Based on the probabilities provided, LAMP has an 80% chance of making money in the long run. For the Base Case Scenario, which is weighted at 60%, LAMP’s NPV is $731,761. For the Best Case Scenario, which is weighted at 20%, LAMP’s NPV would be $5,128,889.

Base Case Information:

In the Base Case, the NPV is valued at $731,761. With an Internal Rate of Return of 18.5%, it appears that this project shows potential for future success. This means that, if everything goes as planned, the project/investment could earn almost 19%. Because we are dealing with positive cash flows throughout the entire project, a positive IRR indicates that the management should move forward with the LAMP project.

Additionally, the Profitability Index for the Base Case is above 1 (1.3), which is another sign that the project will be successful. This means that the project’s present value is greater than the cost of the project’s initial investment.

The Base Case has a payback period of only 3.5112 years, which is great considering the amount of money that will be required to start the project. In other words, the initial investment costs to set up the LAMP project would be covered in just over 3.5 years. Therefore, LAMP will have over 2 years to earn strictly profits on the project prior to the estimated termination date.

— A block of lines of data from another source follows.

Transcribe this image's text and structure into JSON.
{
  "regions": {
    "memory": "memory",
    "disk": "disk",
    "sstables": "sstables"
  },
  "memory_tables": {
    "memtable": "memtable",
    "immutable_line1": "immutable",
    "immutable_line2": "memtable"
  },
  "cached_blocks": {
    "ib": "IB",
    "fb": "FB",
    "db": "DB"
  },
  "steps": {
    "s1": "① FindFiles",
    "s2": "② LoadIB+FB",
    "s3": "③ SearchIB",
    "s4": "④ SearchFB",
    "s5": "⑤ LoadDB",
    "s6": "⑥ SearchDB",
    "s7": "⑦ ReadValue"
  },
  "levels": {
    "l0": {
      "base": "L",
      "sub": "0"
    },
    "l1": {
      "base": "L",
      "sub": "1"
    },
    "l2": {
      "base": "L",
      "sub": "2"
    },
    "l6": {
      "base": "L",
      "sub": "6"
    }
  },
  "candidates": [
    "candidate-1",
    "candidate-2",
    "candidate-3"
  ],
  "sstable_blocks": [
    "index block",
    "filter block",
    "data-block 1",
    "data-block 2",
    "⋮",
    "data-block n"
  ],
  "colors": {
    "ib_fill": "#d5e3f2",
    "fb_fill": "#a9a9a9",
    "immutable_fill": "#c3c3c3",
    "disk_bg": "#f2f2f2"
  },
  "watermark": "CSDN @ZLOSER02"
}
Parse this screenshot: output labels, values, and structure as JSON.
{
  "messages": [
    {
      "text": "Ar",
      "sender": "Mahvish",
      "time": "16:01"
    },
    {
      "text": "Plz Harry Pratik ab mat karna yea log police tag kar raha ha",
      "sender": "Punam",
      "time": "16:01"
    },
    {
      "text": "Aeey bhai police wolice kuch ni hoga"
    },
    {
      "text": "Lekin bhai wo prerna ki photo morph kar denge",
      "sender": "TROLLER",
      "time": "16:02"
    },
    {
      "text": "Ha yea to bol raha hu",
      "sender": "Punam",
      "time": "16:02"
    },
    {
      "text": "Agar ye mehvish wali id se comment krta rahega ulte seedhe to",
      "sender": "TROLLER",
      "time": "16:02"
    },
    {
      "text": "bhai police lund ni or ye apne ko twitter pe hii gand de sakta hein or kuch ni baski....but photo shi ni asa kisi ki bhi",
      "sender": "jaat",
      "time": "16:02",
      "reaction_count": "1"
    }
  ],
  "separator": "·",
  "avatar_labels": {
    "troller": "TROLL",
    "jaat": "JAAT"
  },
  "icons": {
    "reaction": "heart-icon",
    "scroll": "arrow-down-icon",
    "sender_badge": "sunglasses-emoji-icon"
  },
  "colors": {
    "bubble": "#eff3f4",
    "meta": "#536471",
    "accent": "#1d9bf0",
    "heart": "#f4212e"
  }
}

However, in order to consider the true time vale of money, we also evaluated the discounted pay-back period. For the Base Case, it was 4.36 years, which suggests that LAMP would still be profitable for over 1.5 years prior to project termination.

Best-Case Information:

In the Best Case, the NPV is valued at $5,128,889. With an IRR of 53.9%, this is a sign that management should definitely move forward with this project. In other words, this project could earn over 50%.

The Best Case PI is 3.04, which signifies that the PV of the LAMP project is significantly higher than the initial investments required to take on the project. Therefore, management should be motivated to move forward.

The payback period for the Best Case is only 2.2995 years, which is a great sign, because this indicates that the initial investments would be covered in less than half of the time that the project will be going.

All of the above data supports the decision to move forward and accept the LAMP project. While there is no guarantee that the project will be successful, with an 80% likelihood of making money in the long-run, both Chutian and Kelsey feel the investment is worth the risk.